The institute's scientists created a model for examining interrelationships between climatic factors, based on formulas that describe relationships between predators and prey S
What is the connection between a soft and airy block of clouds and a herd of deer? A mathematical formula that describes the dynamics of animal populations - such as deer and the prey animals that feed on them - was recently converted into a model that describes the interrelationships between cloud systems, rain and particles floating in the atmosphere called aerosols. This model may help, among other things, in understanding how human-made aerosols affect rain patterns.
Clouds are known to make a significant contribution to the climate system, and especially marine stratocumulus clouds, which cover large areas over subtropical oceans, cooling the atmosphere by returning part of the solar radiation to space. Dr. Ilan Koren from the Department of Environmental Sciences and Energy Research in the Faculty of Chemistry at the Weizmann Institute of Science and Dr.

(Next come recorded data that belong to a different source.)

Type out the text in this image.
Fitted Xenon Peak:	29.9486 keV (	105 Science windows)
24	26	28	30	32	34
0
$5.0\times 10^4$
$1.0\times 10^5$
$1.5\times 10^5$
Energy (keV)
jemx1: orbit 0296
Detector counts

Graham Feingold from the NOAA Earth Research Laboratory in Colorado found that formulas used in models of predator-prey cycles in the living world are also suitable for cloud-rain cycles: just like predator populations And are devoured which grow and shrink at the expense of one another, so also the rain empties the clouds, and they return and are filled when the rain ends. In addition, similar to how the availability of grass affects the size of the herd, so the relative availability of aerosols - the "seeds" that form the clouds when water droplets condense around them - affects the shapes of the clouds. A greater supply of particles in the air results in the production of more droplets, but these droplets are smaller, so they remain high up as clouds, instead of falling as rain.
In their previous research, Dr. Feingold and Dr. Koren looked closely at marine stratocumulus systems, and discovered fluctuations in cloud cells with vertical air flow. In the current study, the scientists returned to the collected data, and looked at it with a "supervision", with the aim of trying to check if a general formula could reveal something about these systems. Using just three formulas, they developed a model that shows that the dynamics of clouds and rain mimic three known predator-prey relationship patterns. Like lions and deer, the clouds and the rain can oscillate in a timed manner, with the "predatory" rain cycle following the development of the clouds and slightly lagging behind it. Another possibility is reaching a sort of equilibrium state, where the rate of cloud renewal is the same as the rate at which the rain reduces them. A third possibility is chaos - the collapse that occurs when the predator population "overflows", which is equivalent to a situation where heavy rain destroys the cloud system.
According to the model, a change in the amount of aerosols in the system may cause sharp transitions between the three states. The model shows that there are two scenarios for the formation of conditions for stable patterns, and that they are found at both ends of the scale of the amount of aerosols. In the first scenario, low aerosol levels lead to the formation of clouds whose development depends to a significant extent on the aerosol concentrations. In the second scenario, high levels of aerosols create a saturation state. In this situation, the clouds depend on the initial environmental conditions only.
"Using this systemic approach," says Dr. Koren, "may open a new window through which we can better see and understand the complex relationships between clouds, rain and aerosols during the formation of the systems. The ability to look at the big picture will help us understand how the change in aerosol concentrations - which are created as a result of human activity - cause changes in climate patterns."